The article notes that there has not yet been a study directly comparing mavacamten with septal reduction therapies such as septal myectomy and alcohol septal reduction. The VALOR-HCM study, which is currently recruiting, will look at these therapies compared head-to-head.  It is noteworthy that the majority of patients in the EXPLORER trial had Class II heart failure and were not the more severely compromised Class III and IV patients most likely to benefit from myectomy or alcohol septal ablation.

This article compared historical myectomy data against the findings from EXPLORER, concluding that septal myectomy produces a better result for patients, with gradients abolished in more than 95% of patients compared to only 50% of patients with mavacamten.  And, the article points out that 25% of the patients in the EXPLORER trial continued to have left ventricular outflow tract gradients greater than or equal to 50mmHg, which still qualified them for septal reduction therapy.

Maron and Ommen’s take-home message is that mavacamten will be a welcome addition to the arsenal of HCM drugs and is potentially suitable for patients who do not have severe symptoms, who do not have access to septal reduction at a HCM specialty center, or who wish to avoid more invasive therapies.  It also may be used in the same way as disopyramide, to defer surgery by improving symptoms to a tolerable level.

Lastly, this article points out that there is a need for longer term follow up to study the effects of cardiac remodeling caused by mavacamten.

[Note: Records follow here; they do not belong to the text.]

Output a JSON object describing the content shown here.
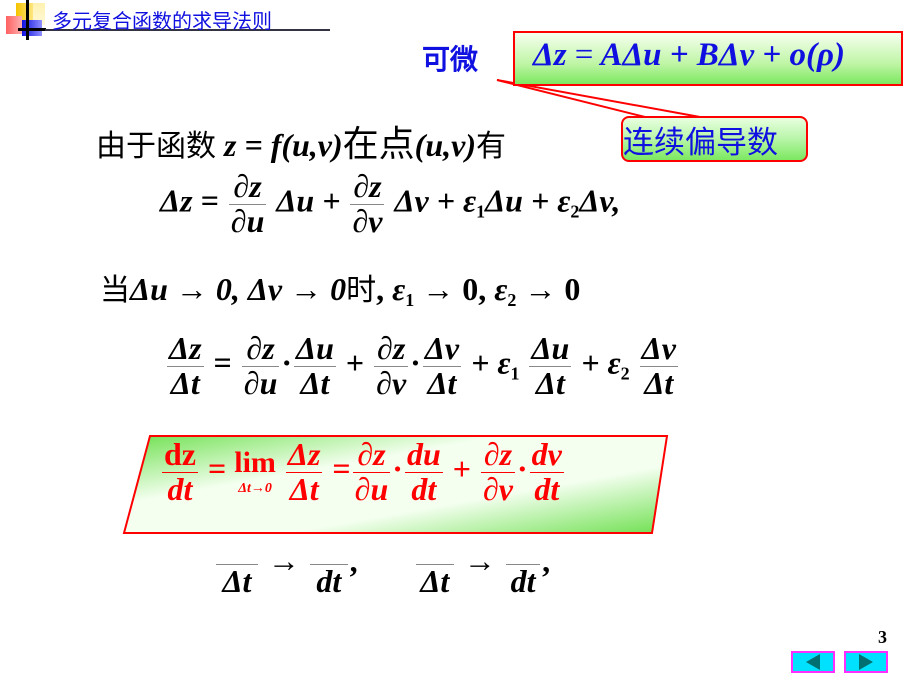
{
  "header": {
    "title": "多元复合函数的求导法则"
  },
  "callouts": {
    "differentiable_label": "可微",
    "differentiable_formula": {
      "lhs": "Δz",
      "eq": "=",
      "rhs": "AΔu + BΔv + o(ρ)"
    },
    "continuous_partials_label": "连续偏导数"
  },
  "line1": {
    "prefix": "由于函数",
    "function": "z = f(u,v)",
    "at_point": "在点",
    "point": "(u,v)",
    "has": "有"
  },
  "line2": {
    "lhs": "Δz =",
    "frac1_num": "∂z",
    "frac1_den": "∂u",
    "term1": "Δu +",
    "frac2_num": "∂z",
    "frac2_den": "∂v",
    "term2": "Δv + ",
    "eps1": "ε",
    "eps1_sub": "1",
    "term3": "Δu + ",
    "eps2": "ε",
    "eps2_sub": "2",
    "term4": "Δv,"
  },
  "line3": {
    "when": "当",
    "cond1": "Δu → 0, Δv → 0",
    "time": "时",
    "comma": ",",
    "eps1": "ε",
    "eps1_sub": "1",
    "arrow1": " → 0, ",
    "eps2": "ε",
    "eps2_sub": "2",
    "arrow2": " → 0"
  },
  "line4": {
    "lhs_num": "Δz",
    "lhs_den": "Δt",
    "eq": "=",
    "f1_num": "∂z",
    "f1_den": "∂u",
    "dot": "·",
    "f2_num": "Δu",
    "f2_den": "Δt",
    "plus": "+",
    "f3_num": "∂z",
    "f3_den": "∂v",
    "f4_num": "Δv",
    "f4_den": "Δt",
    "plus_eps1": "+ ε",
    "eps1_sub": "1",
    "f5_num": "Δu",
    "f5_den": "Δt",
    "plus_eps2": "+ ε",
    "eps2_sub": "2",
    "f6_num": "Δv",
    "f6_den": "Δt"
  },
  "lower_row": {
    "f1_den": "Δt",
    "arrow": "→",
    "f2_den": "dt",
    "comma": ",",
    "f3_den": "Δt",
    "f4_den": "dt"
  },
  "chain_rule": {
    "lhs_num": "dz",
    "lhs_den": "dt",
    "eq": "=",
    "lim": "lim",
    "lim_sub": "Δt→0",
    "f1_num": "Δz",
    "f1_den": "Δt",
    "f2_num": "∂z",
    "f2_den": "∂u",
    "dot": "·",
    "f3_num": "du",
    "f3_den": "dt",
    "plus": "+",
    "f4_num": "∂z",
    "f4_den": "∂v",
    "f5_num": "dv",
    "f5_den": "dt"
  },
  "footer": {
    "page_number": "3",
    "prev_icon": "triangle-left",
    "next_icon": "triangle-right"
  },
  "colors": {
    "title_blue": "#1010e0",
    "highlight_red": "#ff0000",
    "box_green": "#7ce860",
    "nav_cyan": "#00e0ff",
    "nav_border": "#ff30ff"
  }
}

While it is wonderful to have options, it is important that patients and their medical team consider all available information, including potential benefit and risk, before moving forward with medical therapy. 

Mavacamten Approaches Finish Line

The United States Food and Drug Administration (FDA) is expected to complete its review of mavacamten and release its decision on whether to approve the drug for sale in the U.S. by January 28, 2022.

This week, Bristol Myers Squibb submitted its New Drug Application for mavacamten to the FDA. Mavacamten is the first drug specifically designed to treat obstructive hypertrophic cardiomyopathy. The application was based on the recent positive results of the Phase 3  EXPLORER-HCM trial

In October of last year, Bristol Myers Squibb paid $13.1 billion to purchase MyoKardia, the San Francisco based biotech company which developed mavacamten as a novel cardiac myosin modulator for the treatment of of HCM.

The FDA has assigned a Prescription Drug User Fee Act goal date of January 28, 2022 to the drug, which means that the FDA is expected to complete its review of mavacamten by January 28, 2022.

 

 

 

 

 

 

DISCLOSURES:  CYNTHIA BURSTEIN WALDMAN OF HCMBEAT SERVED AS A PATIENT ADVISOR ON THE STEERING COMMITTEE OF MYOKARDIA’S EXPLORER TRIAL AND IS AN AUTHOR OF THE STUDY AS PUBLISHED IN THE LANCET.  CYNTHIA ALSO SERVES ON MYOKARDIA’S PATIENT ADVISORY BOARD.